Jews in France no longer feel secure. Four times as many Jews as last year are leaving the country for Israel. Newsweek‘s lead story is “Exodus: They’re Fleeing Once Again.”
Anti-Semitic attacks in Europe have been on the rise for some time, culminating in the murders of Sebastien Selam and Ilan Halimi; the Toulouse massacre of three Jewish children and a rabbi; and the gunning down of four people at the Brussels Jewish museum by a French jihadi returning from Syria. All these atrocities have shaken the 500,000-strong community to the core.
On July 13, Jews narrowly escaped a pogrom as an angry mob of pro-Palestinian supporters funnelled down the rue de la Roquette in Paris. The JDL (Jewish Defence League) improvised a line of defence until police reinforcements arrived. Some media accused the vigilantes of provoking the violence, but their actions probably saved Jewish worshippers barricaded inside a synagogue from being lynched.
A week later, a rampaging mob of 400 threw firebombs at a synagogue, a pharmacy, and a kosher butcher in Sarcelles – a suburb of Paris where North African Jews and Muslims live cheek by jowl.
And French Jews, who mostly hail from Algeria, Morocco, Tunisia, and Egypt, are also experiencing a sense of deja-vu. Bernard Abouaf, a journalist of Tunisian-Jewish descent who witnessed the Rue de la Roquette riot, wrote on his Facebook page that the whole scene looked like a re-enactment of the storming and torching of the Great Synagogue in Tunis during the Six-Day War in 1967: a traumatic event that accelerated the flight of Tunisian Jews to France or to Israel.
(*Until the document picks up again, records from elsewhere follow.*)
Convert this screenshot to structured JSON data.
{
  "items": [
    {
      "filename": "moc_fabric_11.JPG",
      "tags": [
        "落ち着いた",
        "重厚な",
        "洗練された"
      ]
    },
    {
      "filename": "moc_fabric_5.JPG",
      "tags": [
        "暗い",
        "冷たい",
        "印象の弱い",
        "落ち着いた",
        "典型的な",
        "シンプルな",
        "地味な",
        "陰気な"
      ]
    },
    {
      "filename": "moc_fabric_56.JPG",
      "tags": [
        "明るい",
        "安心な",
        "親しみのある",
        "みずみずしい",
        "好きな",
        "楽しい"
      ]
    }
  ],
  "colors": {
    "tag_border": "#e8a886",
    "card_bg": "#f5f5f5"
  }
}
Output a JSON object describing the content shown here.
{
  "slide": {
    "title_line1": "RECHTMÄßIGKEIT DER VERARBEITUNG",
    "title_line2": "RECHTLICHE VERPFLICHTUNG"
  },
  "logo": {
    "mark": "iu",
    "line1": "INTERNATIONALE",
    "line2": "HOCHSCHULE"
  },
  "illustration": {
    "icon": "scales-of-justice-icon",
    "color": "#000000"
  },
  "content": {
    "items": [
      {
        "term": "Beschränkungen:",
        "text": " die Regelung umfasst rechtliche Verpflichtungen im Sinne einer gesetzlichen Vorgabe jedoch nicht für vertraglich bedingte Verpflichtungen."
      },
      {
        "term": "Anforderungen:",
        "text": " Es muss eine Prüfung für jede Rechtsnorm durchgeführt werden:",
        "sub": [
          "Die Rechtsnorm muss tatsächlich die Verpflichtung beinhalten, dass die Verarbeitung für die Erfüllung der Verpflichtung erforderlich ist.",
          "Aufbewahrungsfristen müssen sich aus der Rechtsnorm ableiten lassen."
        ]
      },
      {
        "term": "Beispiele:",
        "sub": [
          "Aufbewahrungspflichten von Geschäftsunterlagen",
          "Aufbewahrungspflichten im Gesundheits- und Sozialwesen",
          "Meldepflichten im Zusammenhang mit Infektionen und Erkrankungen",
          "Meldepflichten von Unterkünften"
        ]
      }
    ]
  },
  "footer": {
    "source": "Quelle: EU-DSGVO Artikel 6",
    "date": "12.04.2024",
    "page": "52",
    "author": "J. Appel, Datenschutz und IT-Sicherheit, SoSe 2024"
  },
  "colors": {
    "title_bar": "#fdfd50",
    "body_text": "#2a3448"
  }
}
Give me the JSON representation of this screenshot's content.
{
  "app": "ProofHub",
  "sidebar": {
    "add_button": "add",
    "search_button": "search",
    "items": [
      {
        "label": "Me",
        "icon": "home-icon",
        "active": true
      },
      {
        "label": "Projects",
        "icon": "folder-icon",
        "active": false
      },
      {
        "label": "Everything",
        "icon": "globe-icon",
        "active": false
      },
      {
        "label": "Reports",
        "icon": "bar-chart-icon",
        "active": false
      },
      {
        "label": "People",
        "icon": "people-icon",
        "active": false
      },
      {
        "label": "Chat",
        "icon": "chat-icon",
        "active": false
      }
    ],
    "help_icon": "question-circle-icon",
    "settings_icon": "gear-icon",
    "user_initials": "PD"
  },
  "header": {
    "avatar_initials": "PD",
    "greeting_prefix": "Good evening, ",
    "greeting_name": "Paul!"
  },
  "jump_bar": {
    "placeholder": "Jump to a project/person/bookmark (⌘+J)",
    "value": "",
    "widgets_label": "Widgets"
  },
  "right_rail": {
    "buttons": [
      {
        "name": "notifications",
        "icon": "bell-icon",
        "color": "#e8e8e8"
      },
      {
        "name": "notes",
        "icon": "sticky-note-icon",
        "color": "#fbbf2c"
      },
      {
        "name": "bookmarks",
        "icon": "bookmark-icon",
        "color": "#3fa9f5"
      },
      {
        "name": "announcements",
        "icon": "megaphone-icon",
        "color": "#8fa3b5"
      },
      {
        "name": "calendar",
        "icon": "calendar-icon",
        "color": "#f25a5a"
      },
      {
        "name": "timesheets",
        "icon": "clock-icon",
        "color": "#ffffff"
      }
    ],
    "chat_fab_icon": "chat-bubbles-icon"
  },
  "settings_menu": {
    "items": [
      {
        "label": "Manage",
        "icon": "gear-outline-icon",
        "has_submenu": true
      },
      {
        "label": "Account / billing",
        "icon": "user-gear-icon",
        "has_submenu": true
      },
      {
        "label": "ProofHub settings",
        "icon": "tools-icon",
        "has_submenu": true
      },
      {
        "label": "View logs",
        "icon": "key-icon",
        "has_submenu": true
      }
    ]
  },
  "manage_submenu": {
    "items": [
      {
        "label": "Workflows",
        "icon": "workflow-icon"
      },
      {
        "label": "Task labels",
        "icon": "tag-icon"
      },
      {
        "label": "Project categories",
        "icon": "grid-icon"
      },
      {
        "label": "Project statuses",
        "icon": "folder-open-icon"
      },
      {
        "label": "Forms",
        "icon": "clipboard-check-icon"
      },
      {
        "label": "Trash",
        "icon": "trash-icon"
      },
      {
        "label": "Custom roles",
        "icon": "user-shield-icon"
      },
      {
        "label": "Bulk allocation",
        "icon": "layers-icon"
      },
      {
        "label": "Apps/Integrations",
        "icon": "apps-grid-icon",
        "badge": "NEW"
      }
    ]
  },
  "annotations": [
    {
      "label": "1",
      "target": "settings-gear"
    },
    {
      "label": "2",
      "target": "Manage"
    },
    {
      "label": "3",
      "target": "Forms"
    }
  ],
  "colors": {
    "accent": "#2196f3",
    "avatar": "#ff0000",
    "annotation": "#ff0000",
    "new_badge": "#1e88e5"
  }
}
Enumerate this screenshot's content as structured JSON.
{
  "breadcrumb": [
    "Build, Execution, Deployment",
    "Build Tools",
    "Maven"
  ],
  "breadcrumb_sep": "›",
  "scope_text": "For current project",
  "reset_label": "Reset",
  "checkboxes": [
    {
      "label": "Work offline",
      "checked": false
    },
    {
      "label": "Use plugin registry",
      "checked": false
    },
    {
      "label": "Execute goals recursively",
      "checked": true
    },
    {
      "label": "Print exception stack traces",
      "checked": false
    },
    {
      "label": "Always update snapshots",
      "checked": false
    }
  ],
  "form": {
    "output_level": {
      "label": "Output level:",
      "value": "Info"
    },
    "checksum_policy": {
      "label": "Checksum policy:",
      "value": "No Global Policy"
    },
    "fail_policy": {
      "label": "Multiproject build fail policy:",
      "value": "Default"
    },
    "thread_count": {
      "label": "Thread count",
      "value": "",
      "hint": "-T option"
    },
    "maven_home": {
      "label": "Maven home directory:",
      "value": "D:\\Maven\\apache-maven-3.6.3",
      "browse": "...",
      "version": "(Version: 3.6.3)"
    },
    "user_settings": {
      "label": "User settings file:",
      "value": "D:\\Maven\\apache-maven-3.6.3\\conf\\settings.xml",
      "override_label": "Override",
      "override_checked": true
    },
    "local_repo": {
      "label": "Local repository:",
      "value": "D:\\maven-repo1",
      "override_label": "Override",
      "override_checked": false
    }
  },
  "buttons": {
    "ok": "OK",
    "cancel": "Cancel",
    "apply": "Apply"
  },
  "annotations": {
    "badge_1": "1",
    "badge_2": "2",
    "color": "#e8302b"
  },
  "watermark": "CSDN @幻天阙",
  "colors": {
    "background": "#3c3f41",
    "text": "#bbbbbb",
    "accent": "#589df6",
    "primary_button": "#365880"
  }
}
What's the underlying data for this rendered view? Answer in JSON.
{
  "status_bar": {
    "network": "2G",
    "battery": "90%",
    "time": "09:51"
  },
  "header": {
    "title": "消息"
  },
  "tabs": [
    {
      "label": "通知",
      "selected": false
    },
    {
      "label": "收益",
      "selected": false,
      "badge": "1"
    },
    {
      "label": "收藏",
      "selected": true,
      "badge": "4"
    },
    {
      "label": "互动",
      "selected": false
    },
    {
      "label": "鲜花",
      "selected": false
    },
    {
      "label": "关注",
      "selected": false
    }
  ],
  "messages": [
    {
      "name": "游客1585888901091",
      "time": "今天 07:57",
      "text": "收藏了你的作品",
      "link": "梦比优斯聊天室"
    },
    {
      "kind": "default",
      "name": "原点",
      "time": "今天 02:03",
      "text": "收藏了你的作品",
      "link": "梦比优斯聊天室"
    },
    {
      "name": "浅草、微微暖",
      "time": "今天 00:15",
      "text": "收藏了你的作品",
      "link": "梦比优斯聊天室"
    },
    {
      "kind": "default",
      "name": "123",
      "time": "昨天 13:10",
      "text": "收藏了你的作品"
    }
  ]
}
France also served as an escape route for Jews in Algeria after violent outbursts there, such as the Constantine pogrom – 80 years ago this week, when nearly 30 Jews were murdered. Mind you, this was long before the creation of the State of Israel – proving that anti-Jewish persecution in the Muslim world is not linked solely to the Jewish State. And in 1962, when Algeria gained its independence after a bloody war, Jews understood that they were not welcome. The community of 160,000 Jews fled – lock, stock, and barrel – to France.
Now it looks like France gave these Jewish refugees just a temporary respite from persecution. For the second time in a generation, Jews are moving on.